Fleximer Fleximer: Accurate Quantification of RNA-Seq via Variable Length k-mers
git clone https://github.com/chelseaju/Fleximer.git
Fleximer is implemented in C++11, and requires compiler g++ 4.7 and above. Please run the following commands to compile the executables:
cd Fleximer
make
Binary files are also provided:
sigmer_generation, sigmer_selection, sigmer_count, EM
Fleximer contains two stages: sig-mer preparation and RNA-Seq quantification. In sig-mer preparation, Fleximer takes a predefined partition of transcriptome. The partition divide transcripts into a set of non-overlapping clusters in a specialized fasta format. A regular fasta format contains a header line of transcript ID follow by one sequence:
>seq1
ACGTACGTA
A specialized fasta format contains a header line of a cluster ID and a set of member transcript IDs, follow by member transcript sequence. Each member is separated by '|':
>clusterX|seq1|seq2
ACGTACGTA|ACGAACGTA
The partition can be based on sequence similarity, or functional annotation. By default, we partition the transcriptome based on sequence similarity as described in RNA-Skim. A human transcriptome partition is provided in /Data/reference/human_60mers.fa.
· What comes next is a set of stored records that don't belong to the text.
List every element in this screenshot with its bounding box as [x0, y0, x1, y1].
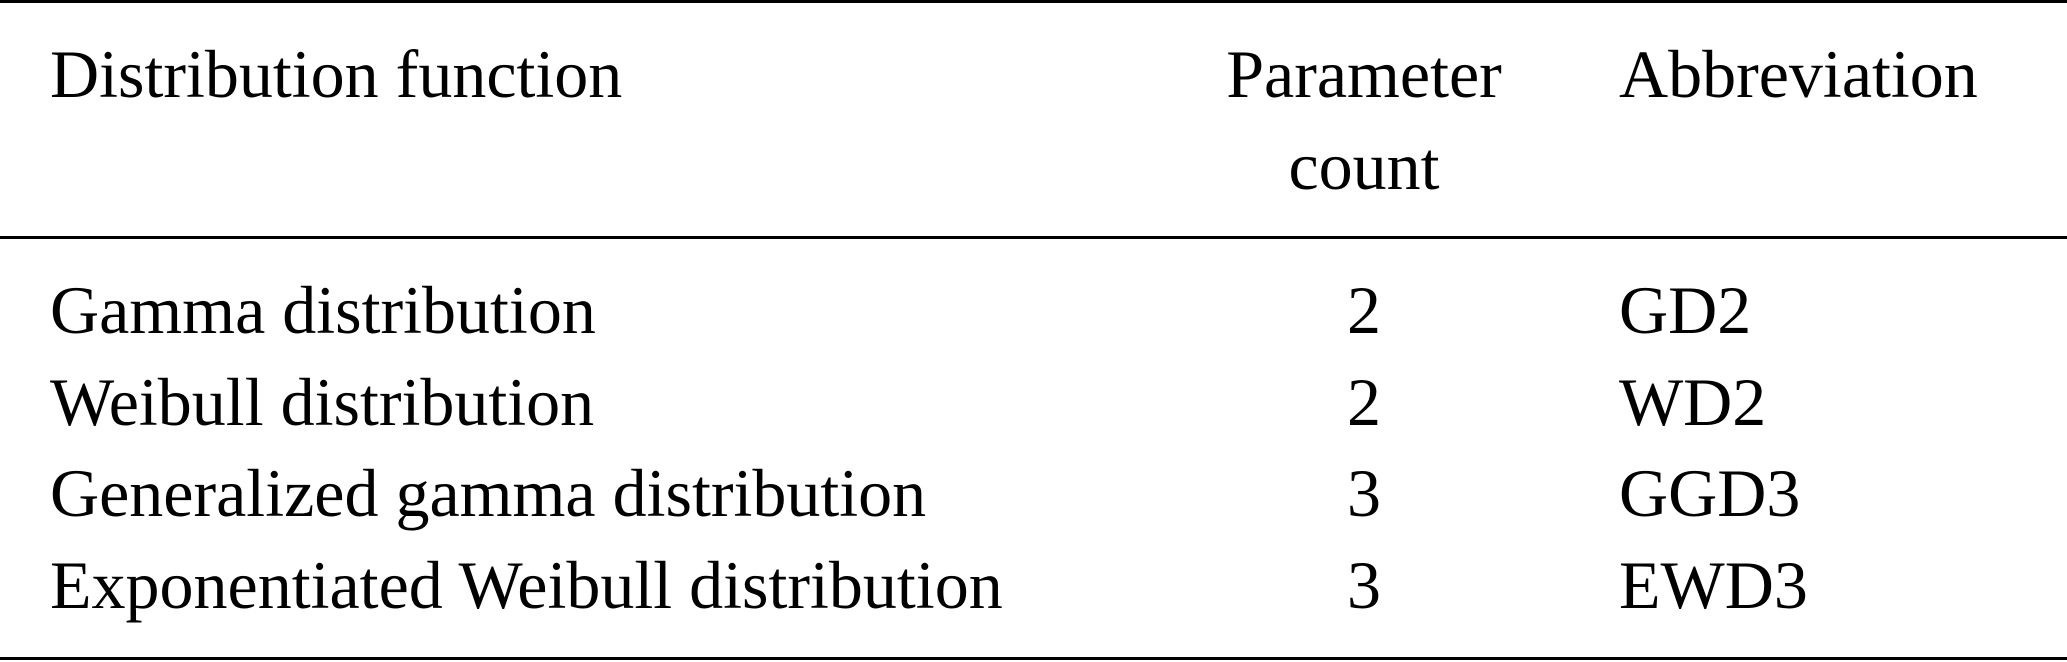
- header-parameter-count-line2: count: [1288, 128, 1440, 204]
- row-count: 3: [1347, 547, 1381, 623]
- row-abbr: WD2: [1619, 364, 1767, 440]
- row-count: 3: [1347, 455, 1381, 531]
- row-abbr: EWD3: [1619, 547, 1808, 623]
- row-name: Exponentiated Weibull distribution: [50, 547, 1003, 623]
- row-count: 2: [1347, 364, 1381, 440]
- header-parameter-count-line1: Parameter: [1226, 36, 1502, 112]
- row-name: Weibull distribution: [50, 364, 595, 440]
- header-rule: [0, 236, 2067, 239]
- row-count: 2: [1347, 272, 1381, 348]
- bottom-rule: [0, 657, 2067, 660]
- row-abbr: GD2: [1619, 272, 1752, 348]
- top-rule: [0, 0, 2067, 3]
- header-abbreviation: Abbreviation: [1619, 36, 1978, 112]
- row-abbr: GGD3: [1619, 455, 1801, 531]
- header-distribution-function: Distribution function: [50, 36, 623, 112]
- row-name: Generalized gamma distribution: [50, 455, 927, 531]
- row-name: Gamma distribution: [50, 272, 596, 348]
In RNA-Seq quantification stage, Fleximer takes the RNA-Seq data as input. Several examples simulated from polyester are provided in Data/test.
Fleximer relies on the structure and properties of suffix tree to discover all the possible sig-mers. It then constructs sig-mers overlap graphs to guide the selection. sigmer_generation takes the specialized fasta file of transcriptome partition as input, and writes all sig-mers to an intermediate file. sigmer_selection takes the output from sigmer_generation and a desired read length to produces a list of representative sig-mers for the quantification stage.
./sigmer_generation Data/reference/human_60mers.fa Data/sigmers.txt
./sigmer_selection Data/reference/human_60mers.fa Data/sigmers.txt 75 Data/selected_sigmer
Fleximer determines the reads origin through the representative sig-mers. It uses the Aho-Corasick algorithm to determine the sig-mers occurrences for each read. For reads that may come from more than one origin, Fleximer uses the EM algorithm to resolve the ambiguity.
./sigmer_count Data/reference/human_60mers.fa Data/selected_sigmer.txt Data/test/len75_sample_46/eClass_count.txt Data/test_len75_sample_46/sample_01.fq
./EM Data/reference/human_60mers.fa Data/test/len75_sample_46/eClass_count.txt 75 Data/test/len75_sample_46/abundance.txt
The final transcript abundance for each transcript is reported in read count, RPKM, and TPM.